文聲謹慎地看了娘親一眼,而後無所謂地聳肩:「如果必須的話。」繼續著他的收拾。
「不。」風采玲低呼,一把扳過兒子粗壯的身子面對她,「答應我千萬不要進宮去。」她近乎哀求地看著他。
「怎麼了,采玲?」司徒青城卻在此時進門。
好像見到救星似的,她立刻拉住他求道:「青城,你趕快阻止文聲進宮呀!」說著說著,都快哭了。
司徒青城心疼地擁著愛妻,雙眼卻詢問地看向兒子。
文聲聳聳肩:「如果湘雲被擄進宮去,我自然也得追進去。」
「不。」風采玲近乎淒厲地叫道,「你不能進宮,千萬不能去呀!」。如果文聲進了宮,見到了他,那麼那段掩藏二十多年的醜事難保不會曝光,到時文聲……還會是她兒子嗎?
彷彿明白妻子的恐懼似的,司徒青城也跟著功進:「如果湘雲真的進宮了,那也是她的命,你也不該強追進宮。」意思是寧願犧牲湘雲也不願兒子進宮冒險。
這話聽得文聲無名火熊熊怒熾。他不笨,當然猜得到爹娘真正擔心的事,但因此而棄湘雲於不顧,實在太過分了:「我絕不會任往事再重演一次。」他冷冷道,開口才猛然驚覺自己太過衝動了。
風采玲倏然抽一口氣,然後顫顫巍巍地問:「你……你是什麼意思?」
文聲遲疑了,看著母親蒼白的模樣,他的心好疼。但為了湘雲,他必須說服她相信——他一定會回來。
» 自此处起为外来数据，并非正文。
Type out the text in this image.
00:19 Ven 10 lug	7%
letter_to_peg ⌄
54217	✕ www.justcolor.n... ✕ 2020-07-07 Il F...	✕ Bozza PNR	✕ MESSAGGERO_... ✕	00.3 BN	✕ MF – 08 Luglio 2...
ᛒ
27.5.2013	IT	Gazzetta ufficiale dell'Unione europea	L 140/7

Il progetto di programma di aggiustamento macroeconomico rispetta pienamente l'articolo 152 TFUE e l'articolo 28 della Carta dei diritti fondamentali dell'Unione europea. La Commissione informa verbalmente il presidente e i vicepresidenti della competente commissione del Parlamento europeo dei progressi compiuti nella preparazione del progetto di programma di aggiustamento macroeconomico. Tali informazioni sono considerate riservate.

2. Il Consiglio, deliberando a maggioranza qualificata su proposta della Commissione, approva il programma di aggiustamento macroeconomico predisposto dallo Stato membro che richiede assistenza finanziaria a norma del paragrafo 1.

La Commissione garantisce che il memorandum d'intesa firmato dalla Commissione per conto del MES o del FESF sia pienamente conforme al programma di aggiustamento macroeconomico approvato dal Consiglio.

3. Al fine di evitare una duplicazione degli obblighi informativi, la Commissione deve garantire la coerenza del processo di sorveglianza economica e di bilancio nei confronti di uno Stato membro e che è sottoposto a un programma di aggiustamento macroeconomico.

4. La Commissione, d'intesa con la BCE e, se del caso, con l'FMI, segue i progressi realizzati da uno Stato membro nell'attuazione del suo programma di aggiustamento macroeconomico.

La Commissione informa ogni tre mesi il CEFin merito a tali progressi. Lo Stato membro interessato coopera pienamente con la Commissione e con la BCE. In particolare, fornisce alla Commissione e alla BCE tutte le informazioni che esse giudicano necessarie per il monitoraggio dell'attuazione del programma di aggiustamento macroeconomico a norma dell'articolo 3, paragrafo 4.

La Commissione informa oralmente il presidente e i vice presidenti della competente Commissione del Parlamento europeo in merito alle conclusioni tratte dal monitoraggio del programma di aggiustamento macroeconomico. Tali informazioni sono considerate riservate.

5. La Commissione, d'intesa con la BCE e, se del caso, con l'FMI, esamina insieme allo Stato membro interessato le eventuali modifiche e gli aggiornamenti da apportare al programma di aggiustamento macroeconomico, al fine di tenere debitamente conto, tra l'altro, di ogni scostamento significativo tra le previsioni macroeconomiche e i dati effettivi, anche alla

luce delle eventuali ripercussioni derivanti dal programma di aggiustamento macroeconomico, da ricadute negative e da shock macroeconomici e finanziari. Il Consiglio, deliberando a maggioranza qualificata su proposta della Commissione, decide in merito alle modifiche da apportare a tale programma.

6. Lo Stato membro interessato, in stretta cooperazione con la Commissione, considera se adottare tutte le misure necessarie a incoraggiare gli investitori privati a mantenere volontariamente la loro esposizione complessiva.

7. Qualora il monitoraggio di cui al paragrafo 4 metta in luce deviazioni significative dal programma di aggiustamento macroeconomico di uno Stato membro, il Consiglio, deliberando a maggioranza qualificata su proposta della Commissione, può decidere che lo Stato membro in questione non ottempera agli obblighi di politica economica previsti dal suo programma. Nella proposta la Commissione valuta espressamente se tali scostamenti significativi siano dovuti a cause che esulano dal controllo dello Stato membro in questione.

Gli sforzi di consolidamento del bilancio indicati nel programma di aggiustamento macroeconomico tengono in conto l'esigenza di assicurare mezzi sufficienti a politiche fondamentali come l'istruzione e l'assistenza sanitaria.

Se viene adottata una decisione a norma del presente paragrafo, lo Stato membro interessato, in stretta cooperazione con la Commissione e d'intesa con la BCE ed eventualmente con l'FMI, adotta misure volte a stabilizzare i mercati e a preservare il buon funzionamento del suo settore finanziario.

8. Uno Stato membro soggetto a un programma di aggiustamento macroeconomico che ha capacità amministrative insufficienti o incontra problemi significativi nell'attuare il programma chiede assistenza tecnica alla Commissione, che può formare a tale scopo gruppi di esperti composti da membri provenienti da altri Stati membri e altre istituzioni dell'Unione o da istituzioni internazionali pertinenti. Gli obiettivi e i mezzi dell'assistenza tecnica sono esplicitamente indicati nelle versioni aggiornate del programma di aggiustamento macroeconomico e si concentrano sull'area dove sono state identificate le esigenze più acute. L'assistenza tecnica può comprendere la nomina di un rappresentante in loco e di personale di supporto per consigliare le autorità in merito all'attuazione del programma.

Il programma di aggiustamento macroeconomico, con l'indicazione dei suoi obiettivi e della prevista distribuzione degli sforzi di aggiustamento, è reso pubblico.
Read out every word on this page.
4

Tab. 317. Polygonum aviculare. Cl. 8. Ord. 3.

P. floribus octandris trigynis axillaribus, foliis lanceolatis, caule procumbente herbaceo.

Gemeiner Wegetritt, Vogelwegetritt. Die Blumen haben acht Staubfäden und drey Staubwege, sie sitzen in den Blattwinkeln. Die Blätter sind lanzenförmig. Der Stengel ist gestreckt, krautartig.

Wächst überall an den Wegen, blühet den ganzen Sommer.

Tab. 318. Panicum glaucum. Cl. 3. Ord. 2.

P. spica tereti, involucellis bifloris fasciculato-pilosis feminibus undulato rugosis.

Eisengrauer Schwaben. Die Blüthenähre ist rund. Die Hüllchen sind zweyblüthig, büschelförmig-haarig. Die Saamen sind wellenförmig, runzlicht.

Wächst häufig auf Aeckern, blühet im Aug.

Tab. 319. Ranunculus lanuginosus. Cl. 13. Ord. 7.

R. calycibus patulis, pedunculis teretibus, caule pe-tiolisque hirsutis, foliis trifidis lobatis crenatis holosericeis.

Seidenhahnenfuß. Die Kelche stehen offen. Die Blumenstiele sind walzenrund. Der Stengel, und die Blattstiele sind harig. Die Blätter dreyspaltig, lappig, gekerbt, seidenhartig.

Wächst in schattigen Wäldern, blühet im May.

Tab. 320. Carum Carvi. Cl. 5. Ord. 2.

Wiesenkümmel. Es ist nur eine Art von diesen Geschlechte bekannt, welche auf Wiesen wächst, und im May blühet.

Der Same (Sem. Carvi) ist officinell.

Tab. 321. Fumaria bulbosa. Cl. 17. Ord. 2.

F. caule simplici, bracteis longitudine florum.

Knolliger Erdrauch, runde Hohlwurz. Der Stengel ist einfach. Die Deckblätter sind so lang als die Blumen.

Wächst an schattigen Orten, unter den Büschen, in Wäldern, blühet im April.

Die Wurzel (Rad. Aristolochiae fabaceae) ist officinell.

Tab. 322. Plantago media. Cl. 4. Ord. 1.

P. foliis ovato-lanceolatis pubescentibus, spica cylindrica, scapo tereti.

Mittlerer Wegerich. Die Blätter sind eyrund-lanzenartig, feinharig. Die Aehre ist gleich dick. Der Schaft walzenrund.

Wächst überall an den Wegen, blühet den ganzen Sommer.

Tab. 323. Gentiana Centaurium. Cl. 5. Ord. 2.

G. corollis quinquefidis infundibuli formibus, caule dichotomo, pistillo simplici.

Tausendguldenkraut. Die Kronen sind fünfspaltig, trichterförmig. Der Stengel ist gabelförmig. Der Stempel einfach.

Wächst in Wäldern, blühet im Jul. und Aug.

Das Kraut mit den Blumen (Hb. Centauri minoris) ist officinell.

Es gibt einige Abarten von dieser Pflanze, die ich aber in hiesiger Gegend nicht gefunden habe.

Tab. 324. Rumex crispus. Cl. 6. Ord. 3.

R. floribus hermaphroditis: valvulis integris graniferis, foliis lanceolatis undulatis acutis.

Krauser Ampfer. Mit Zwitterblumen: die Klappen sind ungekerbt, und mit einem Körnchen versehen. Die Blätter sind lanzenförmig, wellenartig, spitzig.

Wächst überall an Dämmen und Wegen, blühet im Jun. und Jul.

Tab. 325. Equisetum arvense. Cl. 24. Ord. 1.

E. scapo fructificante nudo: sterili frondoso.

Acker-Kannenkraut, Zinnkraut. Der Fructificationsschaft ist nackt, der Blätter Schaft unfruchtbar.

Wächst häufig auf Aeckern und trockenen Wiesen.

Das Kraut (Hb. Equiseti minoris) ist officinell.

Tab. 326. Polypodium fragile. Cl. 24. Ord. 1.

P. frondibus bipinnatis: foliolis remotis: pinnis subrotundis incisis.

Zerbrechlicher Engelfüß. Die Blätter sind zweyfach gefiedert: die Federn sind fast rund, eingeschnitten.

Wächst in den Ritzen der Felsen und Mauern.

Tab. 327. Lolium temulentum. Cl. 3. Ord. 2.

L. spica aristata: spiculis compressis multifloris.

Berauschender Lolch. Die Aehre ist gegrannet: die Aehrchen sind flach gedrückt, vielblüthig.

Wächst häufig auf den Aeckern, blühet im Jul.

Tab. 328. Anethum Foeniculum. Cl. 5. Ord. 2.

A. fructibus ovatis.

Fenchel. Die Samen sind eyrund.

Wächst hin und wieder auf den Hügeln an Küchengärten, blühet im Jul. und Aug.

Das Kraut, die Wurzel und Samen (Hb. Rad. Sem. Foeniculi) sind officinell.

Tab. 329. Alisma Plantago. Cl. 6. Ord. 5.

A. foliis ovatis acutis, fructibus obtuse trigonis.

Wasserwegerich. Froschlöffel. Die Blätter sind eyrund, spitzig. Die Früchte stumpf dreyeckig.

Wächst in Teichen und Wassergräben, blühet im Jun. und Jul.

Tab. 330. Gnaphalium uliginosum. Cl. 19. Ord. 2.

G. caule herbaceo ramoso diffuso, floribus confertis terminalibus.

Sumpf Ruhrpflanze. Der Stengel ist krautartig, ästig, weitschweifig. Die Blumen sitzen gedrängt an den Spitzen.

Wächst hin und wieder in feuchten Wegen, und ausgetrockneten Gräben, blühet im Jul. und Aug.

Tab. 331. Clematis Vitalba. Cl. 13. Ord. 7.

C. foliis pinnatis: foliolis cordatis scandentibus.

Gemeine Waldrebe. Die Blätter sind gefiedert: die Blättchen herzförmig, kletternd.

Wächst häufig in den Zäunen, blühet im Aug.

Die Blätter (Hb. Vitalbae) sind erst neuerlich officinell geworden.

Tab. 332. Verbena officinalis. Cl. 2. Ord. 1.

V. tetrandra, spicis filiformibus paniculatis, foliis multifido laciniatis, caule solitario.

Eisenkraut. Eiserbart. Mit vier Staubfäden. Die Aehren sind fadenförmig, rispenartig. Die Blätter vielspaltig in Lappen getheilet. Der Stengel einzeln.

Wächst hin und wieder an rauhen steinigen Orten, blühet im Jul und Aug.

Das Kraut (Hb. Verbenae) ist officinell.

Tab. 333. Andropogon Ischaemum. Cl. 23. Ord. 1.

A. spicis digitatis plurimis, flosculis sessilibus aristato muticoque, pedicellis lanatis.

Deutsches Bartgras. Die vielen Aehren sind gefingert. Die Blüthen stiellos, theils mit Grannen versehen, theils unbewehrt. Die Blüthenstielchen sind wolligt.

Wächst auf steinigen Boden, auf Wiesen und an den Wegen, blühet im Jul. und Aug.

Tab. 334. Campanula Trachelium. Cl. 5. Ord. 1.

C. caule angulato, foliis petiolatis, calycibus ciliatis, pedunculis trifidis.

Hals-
深深吸了口氣,他小心地道:「我知道我的親生父親正是那個混賬太上皇。」
「不。」風采玲尖叫,雙手摀住嘴巴,幾乎全身癱軟在丈夫懷裡。怎麼會呢?他怎麼會知道?她和青城一直掩飾得很好呀!
「你是什麼時候知道的?」司徒青城還算冷靜地。
「九年前。」他不安地答。
那正是文聲開始改變的時候呀!司徒青城皺眉地想,心痛地瞭解兒子的轉變是因為知道他不是他的親生父親:「所以你就開始不肖,只因我不是你的父親,而這一次,你更要深入皇宮大內去認親,以求取……」他沙啞著。
「不,」文聲連忙大聲否認,雙腿竟撲通跪在他們面前,「若不是爹,豈會有今天尚且苟活的文聲;若不是爹,娘早已在二十多年前自盡身亡。爹的大恩大德,孩兒銘感五內,更不會背棄司徒家去投靠那個罪惡萬端的乾隆。」
「那你怎麼……」
「所以你故意裝不肖子,為的就是確保事實真相不會流露,也保證司徒家不會落人你這個外人之手,是吧?」司徒成光跟著踱進房內,臉上儘是深思後的瞭解。
「伯父。」文聲低呼。
「是不是?」他再問。
文聲遲疑著,而後極緩慢地緩慢的點頭。
「哈!哈!哈!」司徒成光喜悅地大笑,「果真是個有情有義的小子!不枉我當年鼎力支持你娶回采玲。」他笑著看向弟弟及弟妹的滿臉淚痕。
「伯父,你……你一直都知道?」文聲不敢相信地問。
司徒成光點點頭:「我跟你爹可是無話不談的好兄弟。」一句話道盡了手足情深,說盡了當年的情愛與諒解。
「侄兒不肖,讓大家擔心了。」文聲一頭往地上磕去,硬咽的聲音流露出心裡的激動。
「沒錯,你是我的侄兒,永遠是我司徒家的一分子。」司徒成光輕輕扶起了他,責怪地說道,「你這個傻瓜,竟讓我們白白的為你擔心那麼多年。所幸現在一切真相大白,否則你可真是罪大惡極,是不是呀,青城?」他轉頭看向弟弟。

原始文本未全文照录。